Construction is scheduled to begin in early June on the Seretean Center for Health Promotion.

The University recently approved a new site for the center across the street from the new School of Public Health building. The site includes five Emory-owned parcels bounded by Clifton and North Gatewood roads, as well as the Wachovia Bank property on Houston Mill Road. Three adjacent parcels fronting on Gatewood Road, including the Emory Autism Center, are not included in the project.

The $6.5-million, 23,000-square-foot facility will face Clifton Road and be located between the Clifton Tower residence hall and the Horizons Building owned by Egleston Children's Hospital. Hillel and the Testing and Evaluation Center, which will be moved to other campus locations, are currently located on those two parcels. An additional 40,000 square feet of shell space also will be constructed to allow future expansion of the center's programs.
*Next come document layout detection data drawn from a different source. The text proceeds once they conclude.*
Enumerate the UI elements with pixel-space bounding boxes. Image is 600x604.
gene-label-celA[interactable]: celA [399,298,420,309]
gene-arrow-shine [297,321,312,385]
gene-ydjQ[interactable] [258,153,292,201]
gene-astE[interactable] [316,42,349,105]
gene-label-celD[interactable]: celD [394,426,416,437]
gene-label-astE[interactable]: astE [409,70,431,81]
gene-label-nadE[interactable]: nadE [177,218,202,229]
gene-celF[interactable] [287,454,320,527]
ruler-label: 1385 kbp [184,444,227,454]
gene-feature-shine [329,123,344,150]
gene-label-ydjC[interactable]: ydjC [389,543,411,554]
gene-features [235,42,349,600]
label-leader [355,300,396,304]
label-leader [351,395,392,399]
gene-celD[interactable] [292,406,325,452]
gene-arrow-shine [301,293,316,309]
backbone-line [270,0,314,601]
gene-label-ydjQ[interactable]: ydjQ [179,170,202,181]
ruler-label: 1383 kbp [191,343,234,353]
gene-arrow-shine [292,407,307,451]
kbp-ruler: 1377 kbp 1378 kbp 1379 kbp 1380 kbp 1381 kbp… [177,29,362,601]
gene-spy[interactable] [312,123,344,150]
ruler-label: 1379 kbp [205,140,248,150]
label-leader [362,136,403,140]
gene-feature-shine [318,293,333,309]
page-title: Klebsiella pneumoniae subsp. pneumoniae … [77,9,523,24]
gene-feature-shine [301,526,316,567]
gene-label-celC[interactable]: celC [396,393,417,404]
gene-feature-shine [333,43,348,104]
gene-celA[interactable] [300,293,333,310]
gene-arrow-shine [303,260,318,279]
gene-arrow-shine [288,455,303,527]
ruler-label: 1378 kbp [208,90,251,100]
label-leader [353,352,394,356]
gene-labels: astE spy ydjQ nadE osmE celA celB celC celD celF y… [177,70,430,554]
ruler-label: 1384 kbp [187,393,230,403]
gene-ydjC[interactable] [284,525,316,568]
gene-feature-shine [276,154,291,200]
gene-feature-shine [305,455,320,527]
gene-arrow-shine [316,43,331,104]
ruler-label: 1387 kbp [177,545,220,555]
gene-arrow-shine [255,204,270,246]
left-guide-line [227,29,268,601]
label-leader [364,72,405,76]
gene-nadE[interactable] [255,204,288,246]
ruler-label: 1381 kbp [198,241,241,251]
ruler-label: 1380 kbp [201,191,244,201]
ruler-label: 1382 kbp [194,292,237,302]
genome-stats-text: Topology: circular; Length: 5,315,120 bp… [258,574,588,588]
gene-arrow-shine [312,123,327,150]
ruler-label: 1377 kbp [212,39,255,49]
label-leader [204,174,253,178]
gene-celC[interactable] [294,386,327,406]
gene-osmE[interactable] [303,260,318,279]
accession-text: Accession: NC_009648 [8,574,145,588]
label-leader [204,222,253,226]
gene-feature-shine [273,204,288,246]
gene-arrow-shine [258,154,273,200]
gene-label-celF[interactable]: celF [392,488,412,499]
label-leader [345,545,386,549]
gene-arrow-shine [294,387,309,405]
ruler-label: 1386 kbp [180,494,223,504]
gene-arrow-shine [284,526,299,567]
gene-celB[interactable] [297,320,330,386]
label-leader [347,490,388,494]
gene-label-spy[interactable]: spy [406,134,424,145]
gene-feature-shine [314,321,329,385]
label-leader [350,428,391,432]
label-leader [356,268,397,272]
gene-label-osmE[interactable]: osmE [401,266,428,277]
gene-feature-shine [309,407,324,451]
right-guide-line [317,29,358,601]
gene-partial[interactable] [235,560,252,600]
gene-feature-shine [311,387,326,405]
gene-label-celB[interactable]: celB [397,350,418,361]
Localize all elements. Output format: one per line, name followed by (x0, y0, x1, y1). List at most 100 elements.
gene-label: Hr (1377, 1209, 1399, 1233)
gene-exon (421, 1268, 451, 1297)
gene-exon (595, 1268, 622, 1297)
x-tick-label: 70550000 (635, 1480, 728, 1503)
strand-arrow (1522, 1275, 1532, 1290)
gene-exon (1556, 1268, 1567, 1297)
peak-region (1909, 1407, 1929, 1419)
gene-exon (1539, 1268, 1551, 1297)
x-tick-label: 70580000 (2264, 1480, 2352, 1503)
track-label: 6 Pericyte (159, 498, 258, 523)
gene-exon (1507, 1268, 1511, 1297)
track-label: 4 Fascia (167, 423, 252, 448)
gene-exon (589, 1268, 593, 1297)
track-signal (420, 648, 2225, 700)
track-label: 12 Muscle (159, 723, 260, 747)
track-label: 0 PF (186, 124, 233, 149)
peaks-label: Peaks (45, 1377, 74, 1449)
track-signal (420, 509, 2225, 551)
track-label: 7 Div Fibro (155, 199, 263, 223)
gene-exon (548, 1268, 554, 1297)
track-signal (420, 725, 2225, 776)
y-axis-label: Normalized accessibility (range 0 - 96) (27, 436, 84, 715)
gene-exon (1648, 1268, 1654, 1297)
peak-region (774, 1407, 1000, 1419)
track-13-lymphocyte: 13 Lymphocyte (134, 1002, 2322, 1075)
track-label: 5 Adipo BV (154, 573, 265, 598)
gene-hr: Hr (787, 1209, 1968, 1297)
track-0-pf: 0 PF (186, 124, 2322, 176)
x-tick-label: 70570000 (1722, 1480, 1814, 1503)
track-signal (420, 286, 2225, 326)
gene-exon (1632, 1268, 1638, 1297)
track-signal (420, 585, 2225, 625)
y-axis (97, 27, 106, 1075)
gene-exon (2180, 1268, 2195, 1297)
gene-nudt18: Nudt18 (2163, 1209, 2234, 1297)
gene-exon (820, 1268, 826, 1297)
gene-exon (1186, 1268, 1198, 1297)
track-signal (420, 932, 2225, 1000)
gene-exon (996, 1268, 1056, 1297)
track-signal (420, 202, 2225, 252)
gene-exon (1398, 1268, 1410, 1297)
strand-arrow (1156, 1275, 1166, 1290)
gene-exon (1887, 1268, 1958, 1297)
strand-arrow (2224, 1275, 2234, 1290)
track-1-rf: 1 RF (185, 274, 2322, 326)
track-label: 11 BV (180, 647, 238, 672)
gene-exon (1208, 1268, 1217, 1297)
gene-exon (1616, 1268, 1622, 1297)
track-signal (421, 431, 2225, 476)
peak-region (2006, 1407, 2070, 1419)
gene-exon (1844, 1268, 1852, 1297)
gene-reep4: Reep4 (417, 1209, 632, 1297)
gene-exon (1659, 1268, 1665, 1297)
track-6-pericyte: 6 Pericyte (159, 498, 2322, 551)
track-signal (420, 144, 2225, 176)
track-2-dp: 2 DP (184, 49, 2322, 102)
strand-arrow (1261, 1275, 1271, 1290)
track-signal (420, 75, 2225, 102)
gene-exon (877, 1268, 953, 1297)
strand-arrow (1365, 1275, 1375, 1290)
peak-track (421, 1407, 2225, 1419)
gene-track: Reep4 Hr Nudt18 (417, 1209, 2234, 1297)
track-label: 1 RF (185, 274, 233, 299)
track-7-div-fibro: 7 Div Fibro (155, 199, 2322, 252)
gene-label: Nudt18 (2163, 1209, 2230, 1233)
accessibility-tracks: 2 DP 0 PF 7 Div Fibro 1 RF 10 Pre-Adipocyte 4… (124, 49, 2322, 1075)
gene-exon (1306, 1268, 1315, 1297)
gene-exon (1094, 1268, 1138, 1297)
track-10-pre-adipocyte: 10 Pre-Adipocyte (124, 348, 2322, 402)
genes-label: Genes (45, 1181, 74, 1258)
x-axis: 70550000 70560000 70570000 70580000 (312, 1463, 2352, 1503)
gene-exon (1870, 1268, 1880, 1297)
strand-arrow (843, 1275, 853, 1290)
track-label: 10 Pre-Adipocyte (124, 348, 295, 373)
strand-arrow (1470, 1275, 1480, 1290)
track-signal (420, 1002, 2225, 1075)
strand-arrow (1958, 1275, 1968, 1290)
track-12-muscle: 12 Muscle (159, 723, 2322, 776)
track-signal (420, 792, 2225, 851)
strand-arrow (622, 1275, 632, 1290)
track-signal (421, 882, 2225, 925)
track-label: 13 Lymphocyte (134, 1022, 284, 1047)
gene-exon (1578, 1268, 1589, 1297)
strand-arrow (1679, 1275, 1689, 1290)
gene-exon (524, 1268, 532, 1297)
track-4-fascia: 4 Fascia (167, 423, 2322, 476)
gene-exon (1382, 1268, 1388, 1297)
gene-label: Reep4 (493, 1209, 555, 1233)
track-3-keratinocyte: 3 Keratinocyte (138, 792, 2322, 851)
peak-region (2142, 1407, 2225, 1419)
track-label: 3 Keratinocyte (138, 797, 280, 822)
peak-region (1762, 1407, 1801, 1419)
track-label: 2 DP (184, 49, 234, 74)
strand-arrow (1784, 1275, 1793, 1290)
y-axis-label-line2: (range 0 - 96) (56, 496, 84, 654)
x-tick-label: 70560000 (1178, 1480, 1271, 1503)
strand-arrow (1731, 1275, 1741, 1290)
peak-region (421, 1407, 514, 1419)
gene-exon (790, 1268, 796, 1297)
Also included in the project are three parcels fronting on North Gatewood Road across the street from Harwood Condominiums. Two of the houses are vacant, and one is used to house about a dozen nursing students. Marcus Vess, Seretean Center project manager in Campus Planning and Construction, said the University is considering a plan to build a 500-space parking structure on that portion of the property. Vess said that to "minimize the height of the facade facing the Harwood Condo-miniums," preliminary plans call for a four- or five-story deck with three levels above ground at the North Gatewood street level. The cost of the deck is expected to be just over $4 million.

The Seretean Center, which is in the conceptual design phase, will house a number of health- and wellness-related programs of the Rollins School of Public Health, Emory Hospital and The Emory Clinic. Current plans call for a fitness center with exercise equipment, an aerobics room, indoor track, and locker rooms and showers. Educational facilities such as classrooms, conference rooms and a demonstration kitchen also will be included. Occupants from other health-oriented divisions may be included in the center in the future.

Vess said that businessman Budd Seretean, whose gift made the project possible, has recently made an additional gift for a 100-seat auditorium.

"The relocation of the Seretean Center site will dramatically improve pedestrian access to the center from the campus," said Vess, referring to the center's original site, a heavily wooded area on Gatewood Road between Harwood Condomin-iums and the Yerkes Primate Research Center. That site was abandoned last fall after protests from various Emory community members. The site was designated in a 1986 report known as the Murdy-Carter report as "mature hardwood forests" which "should not be seriously altered without an environmental assessment and the development of an ecologically sound land-use plan."